As women have started to work more and more, the stress levels have increased significantly. Especially because they have to combine work with childcare. In addition, a lack of exercise, obesity and diabetes play a major role. However, smoking is the main culprit. Especially when it comes to women under the age of fifty. Meanwhile, it has been proven that women who smoke before they go into menopause have a heart attack on average thirteen years earlier.
The arteries can clog up in both men and women. We also call this arteriosclerosis. In men, the narrowing of the blood vessels mainly occurs in one place.
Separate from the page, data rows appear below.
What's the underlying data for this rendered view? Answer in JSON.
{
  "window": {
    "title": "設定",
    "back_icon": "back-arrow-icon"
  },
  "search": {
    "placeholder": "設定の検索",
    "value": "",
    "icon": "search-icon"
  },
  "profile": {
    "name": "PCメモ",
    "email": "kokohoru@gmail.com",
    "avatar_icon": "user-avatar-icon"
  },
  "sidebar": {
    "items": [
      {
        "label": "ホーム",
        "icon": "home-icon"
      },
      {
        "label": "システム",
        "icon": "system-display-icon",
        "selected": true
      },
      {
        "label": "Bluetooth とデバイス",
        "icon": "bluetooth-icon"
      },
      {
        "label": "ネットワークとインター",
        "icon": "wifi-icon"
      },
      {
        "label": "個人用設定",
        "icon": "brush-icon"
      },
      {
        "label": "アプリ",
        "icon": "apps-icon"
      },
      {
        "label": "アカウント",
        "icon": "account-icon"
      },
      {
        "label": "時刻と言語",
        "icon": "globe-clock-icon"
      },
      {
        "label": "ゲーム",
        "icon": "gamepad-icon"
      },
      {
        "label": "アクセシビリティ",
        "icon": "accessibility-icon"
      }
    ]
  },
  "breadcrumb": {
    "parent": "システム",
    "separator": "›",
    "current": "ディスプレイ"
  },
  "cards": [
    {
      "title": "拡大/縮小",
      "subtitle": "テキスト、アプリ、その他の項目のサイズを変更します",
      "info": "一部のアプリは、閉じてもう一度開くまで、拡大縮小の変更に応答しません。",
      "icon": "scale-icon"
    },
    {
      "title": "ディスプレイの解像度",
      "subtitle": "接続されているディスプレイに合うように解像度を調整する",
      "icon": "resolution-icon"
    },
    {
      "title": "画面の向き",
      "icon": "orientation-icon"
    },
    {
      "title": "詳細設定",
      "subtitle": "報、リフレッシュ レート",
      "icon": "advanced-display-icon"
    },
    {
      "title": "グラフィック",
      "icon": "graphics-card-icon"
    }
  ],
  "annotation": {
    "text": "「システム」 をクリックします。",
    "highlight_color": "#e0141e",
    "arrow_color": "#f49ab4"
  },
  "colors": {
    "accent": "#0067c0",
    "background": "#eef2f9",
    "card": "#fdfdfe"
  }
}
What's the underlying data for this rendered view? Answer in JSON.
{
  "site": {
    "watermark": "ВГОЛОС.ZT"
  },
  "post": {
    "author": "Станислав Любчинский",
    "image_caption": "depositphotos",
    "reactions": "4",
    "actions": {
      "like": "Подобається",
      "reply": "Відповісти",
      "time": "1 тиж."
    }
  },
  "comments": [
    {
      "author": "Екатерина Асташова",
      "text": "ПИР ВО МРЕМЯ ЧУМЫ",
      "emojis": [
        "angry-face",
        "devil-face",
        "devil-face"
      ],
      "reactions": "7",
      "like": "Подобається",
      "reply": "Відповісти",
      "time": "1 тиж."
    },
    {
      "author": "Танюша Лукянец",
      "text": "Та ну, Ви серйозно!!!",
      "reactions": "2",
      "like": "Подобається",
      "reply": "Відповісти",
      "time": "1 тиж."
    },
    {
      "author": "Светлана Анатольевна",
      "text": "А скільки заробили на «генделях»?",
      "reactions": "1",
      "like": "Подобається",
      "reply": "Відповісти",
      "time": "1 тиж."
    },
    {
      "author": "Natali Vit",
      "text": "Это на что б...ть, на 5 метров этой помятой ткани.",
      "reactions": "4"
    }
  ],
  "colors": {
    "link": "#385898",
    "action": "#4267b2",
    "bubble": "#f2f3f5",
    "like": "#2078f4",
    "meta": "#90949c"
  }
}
In women, however, the vessels silt up evenly – over a longer length – and less quickly than in men. Because arteriosclerosis regularly takes place in the small blood vessels, it can be more difficult for doctors to make the correct diagnosis in women. As a result, they cannot take the necessary and vital measurements in time.
Our blood should clot when injured. This keeps the blood loss limited. In thrombosis, clotting also takes place at unwanted moments. The result is often that a (coronary) vein is blocked. Organs do not receive oxygen and nutrition, resulting in attacks in the heart and brain. An important cause of thrombosis is taking contraceptives. Too little exercise, unhealthy food, smoking and alcohol can also promote the likelihood of thrombosis.
Radiation, chemo and radiotherapy and medication with growth inhibitors against cancer can lead to heart failure. Especially when it comes to treatments for breast cancer, Hodgkin’s disease and esophageal cancer. The reason for this is that radiation for these types of cancer always takes place near the heart. Radiotherapy often also irradiates part of the heart, which can result in damage of the cells of the heart.